Simulation Engineer (The Virtual Problem Solver)
Unreal Gigs, San Francisco, CA, United States
Are you passionate about using simulations to solve complex problems, test theories, and optimize performance? Do you enjoy creating virtual environments that mimic real-world conditions for industries ranging from robotics and automotive to aerospace and manufacturing? If you’re ready to design realistic simulations that provide actionable insights, our client has the perfect role for you. We’re looking for a Simulation Engineer (aka The Virtual Problem Solver) to build, validate, and optimize simulation models that enhance product development and decision-making.
As a Simulation Engineer at our client, you’ll collaborate with engineers, designers, and analysts to create virtual prototypes, simulate environments, and test scenarios in controlled settings. Your expertise in physics, modeling, and computational analysis will be essential in developing simulations that are accurate, reliable, and informative.
Key Responsibilities:
- Design and Develop Simulation Models: Create and implement simulation models that replicate real-world systems, processes, or physical behaviors. You’ll work with tools like MATLAB, Simulink, or Ansys to develop simulations that align with project goals and industry standards.
- Conduct System and Process Simulations: Run simulations to test designs, predict system behavior, and optimize performance. You’ll analyze results to inform design decisions and identify areas for improvement or further testing.
- Collaborate on Virtual Prototyping and Testing: Work closely with design and engineering teams to create virtual prototypes, enabling cost-effective testing and analysis. You’ll help validate design concepts before physical testing, reducing development time and costs.
- Optimize Models for Accuracy and Performance: Calibrate simulation models to improve accuracy, reliability, and computational efficiency. You’ll refine parameters and settings to ensure realistic outcomes that meet project requirements.
- Validate Simulation Data with Real-World Testing: Compare simulation results with physical tests to validate model accuracy and consistency. You’ll use feedback from field testing to fine-tune models and increase predictive reliability.
- Document Simulation Processes and Findings: Maintain detailed documentation of simulation models, methodologies, and results. You’ll ensure that findings are accessible for future reference, analysis, and potential replication.

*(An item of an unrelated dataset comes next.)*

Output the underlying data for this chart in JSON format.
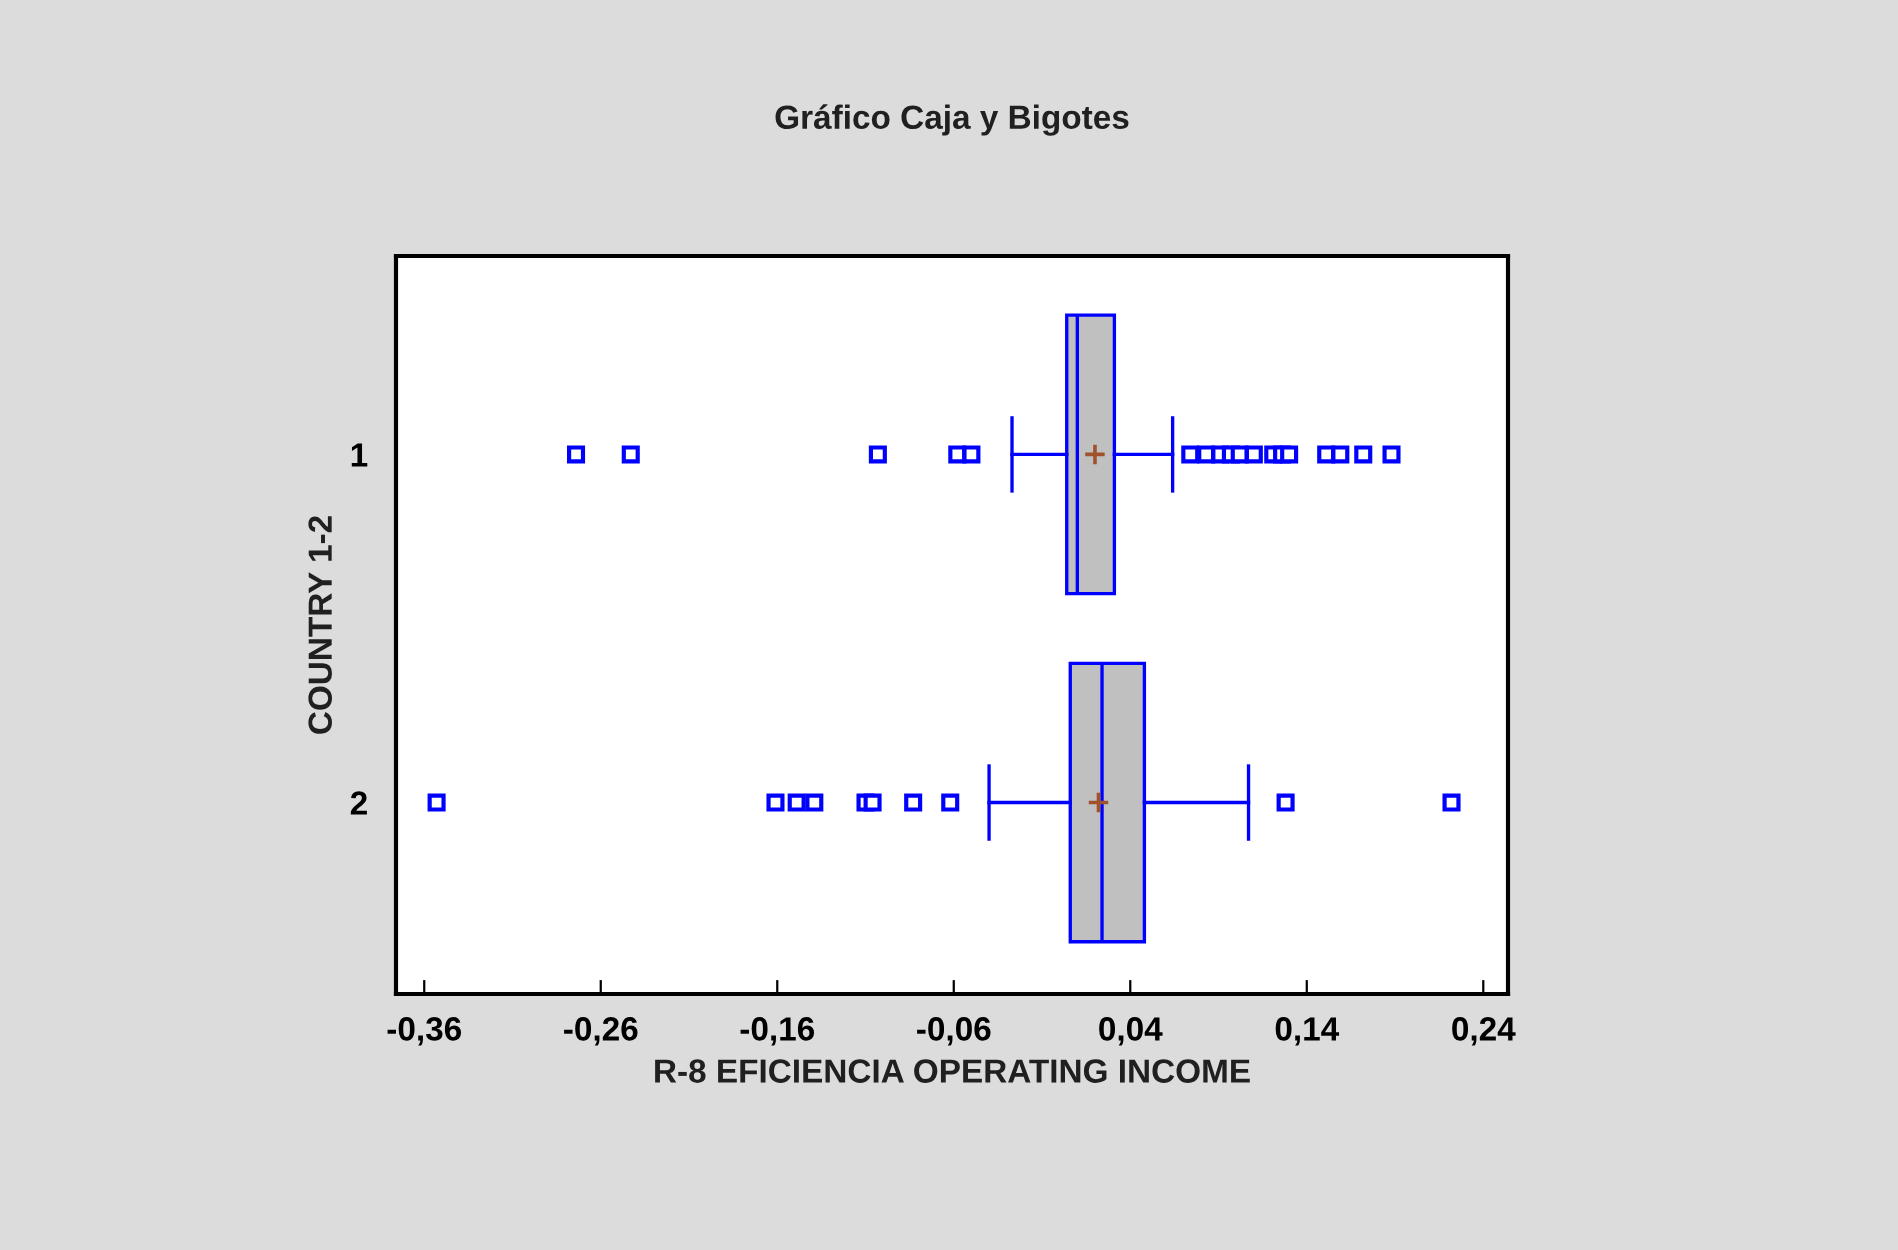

- Stay Updated on Simulation Tools and Techniques: Continuously research advancements in simulation technology, tools, and methodologies. You’ll incorporate new techniques and tools to improve model quality and efficiency.
Required Skills:
- Proficiency in Simulation and Modeling Tools: Strong experience with simulation software such as MATLAB, Simulink, Ansys, or COMSOL Multiphysics.
- Knowledge of Physics and Engineering Principles: Deep understanding of mechanics, thermodynamics, fluid dynamics, or electrical principles as they apply to simulation and modeling.

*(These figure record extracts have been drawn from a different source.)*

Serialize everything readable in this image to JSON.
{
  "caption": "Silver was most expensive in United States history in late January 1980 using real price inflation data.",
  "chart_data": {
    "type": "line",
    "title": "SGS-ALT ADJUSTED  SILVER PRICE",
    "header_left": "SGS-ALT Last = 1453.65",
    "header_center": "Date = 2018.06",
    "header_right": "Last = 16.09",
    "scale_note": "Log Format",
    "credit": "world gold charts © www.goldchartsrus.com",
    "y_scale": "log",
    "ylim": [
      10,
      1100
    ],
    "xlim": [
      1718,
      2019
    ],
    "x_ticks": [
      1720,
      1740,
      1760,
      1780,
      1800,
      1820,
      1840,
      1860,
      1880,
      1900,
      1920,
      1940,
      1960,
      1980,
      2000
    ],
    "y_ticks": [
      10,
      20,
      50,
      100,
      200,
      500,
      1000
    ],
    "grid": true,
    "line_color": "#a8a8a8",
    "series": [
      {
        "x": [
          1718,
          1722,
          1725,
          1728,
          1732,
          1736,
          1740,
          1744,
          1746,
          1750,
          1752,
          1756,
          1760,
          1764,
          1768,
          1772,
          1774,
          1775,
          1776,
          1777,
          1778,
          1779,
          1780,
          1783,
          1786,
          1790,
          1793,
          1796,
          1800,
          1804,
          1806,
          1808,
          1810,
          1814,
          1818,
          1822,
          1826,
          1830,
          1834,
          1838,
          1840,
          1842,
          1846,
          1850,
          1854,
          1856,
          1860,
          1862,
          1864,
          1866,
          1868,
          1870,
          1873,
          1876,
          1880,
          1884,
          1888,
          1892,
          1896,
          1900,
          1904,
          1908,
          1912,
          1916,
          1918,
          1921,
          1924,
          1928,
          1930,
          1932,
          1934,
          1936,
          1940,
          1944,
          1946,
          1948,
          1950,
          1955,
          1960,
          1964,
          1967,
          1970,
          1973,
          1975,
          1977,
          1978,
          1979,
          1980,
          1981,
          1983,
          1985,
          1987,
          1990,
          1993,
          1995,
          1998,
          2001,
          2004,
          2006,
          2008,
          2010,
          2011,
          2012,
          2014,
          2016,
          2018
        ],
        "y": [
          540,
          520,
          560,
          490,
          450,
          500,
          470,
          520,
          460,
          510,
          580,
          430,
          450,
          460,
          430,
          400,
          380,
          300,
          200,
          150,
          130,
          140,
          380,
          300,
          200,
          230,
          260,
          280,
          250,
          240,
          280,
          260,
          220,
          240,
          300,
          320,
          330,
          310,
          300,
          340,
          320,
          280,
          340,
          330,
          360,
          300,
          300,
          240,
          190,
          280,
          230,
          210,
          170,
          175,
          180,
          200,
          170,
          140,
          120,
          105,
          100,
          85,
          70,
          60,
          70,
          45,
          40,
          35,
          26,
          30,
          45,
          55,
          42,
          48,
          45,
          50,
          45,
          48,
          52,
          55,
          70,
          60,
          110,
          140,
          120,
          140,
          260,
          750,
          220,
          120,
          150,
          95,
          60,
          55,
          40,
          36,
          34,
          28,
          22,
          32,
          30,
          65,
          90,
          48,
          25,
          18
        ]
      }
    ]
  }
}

- Programming Skills in Python, C++, or MATLAB: Proficiency in scripting languages for developing simulation scripts, automating processes, and optimizing model performance.
- Analytical and Problem-Solving Skills: Ability to interpret simulation data, troubleshoot model issues, and refine simulations for improved accuracy and relevance.

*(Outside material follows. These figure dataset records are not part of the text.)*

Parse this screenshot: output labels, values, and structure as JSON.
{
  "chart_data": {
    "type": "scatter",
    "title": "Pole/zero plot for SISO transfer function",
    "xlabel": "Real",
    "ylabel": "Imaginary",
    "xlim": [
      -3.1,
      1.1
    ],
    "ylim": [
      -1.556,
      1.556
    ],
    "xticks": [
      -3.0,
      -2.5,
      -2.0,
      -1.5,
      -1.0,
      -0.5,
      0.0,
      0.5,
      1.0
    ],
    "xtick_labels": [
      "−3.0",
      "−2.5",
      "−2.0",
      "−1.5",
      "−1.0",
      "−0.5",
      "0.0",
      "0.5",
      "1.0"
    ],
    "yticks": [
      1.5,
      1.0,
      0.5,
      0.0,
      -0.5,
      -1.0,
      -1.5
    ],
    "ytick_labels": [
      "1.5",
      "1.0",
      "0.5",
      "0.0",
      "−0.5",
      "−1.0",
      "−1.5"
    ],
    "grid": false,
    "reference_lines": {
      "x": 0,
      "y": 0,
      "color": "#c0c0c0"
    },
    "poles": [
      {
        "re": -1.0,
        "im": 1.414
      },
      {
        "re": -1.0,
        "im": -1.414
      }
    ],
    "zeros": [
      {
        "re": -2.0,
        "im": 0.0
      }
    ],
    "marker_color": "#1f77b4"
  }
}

- Attention to Detail and Documentation: Strong organizational skills for documenting simulation setups, findings, and parameters for reliable, reproducible results.
Educational Requirements:
- Bachelor’s or Master’s degree in Mechanical Engineering, Electrical Engineering, Physics, Computer Science, or a related field. Equivalent experience in simulation engineering may be considered.
- Certifications or coursework in simulation software, computational modeling, or virtual prototyping are advantageous.
Experience Requirements:
- 3+ years of experience in simulation engineering or computational modeling, with a portfolio of simulations that demonstrate high-quality, accurate results.
- Familiarity with real-world testing and validation, including comparison of simulation results with physical data.
- Experience in industries such as automotive, aerospace, robotics, or manufacturing is a plus.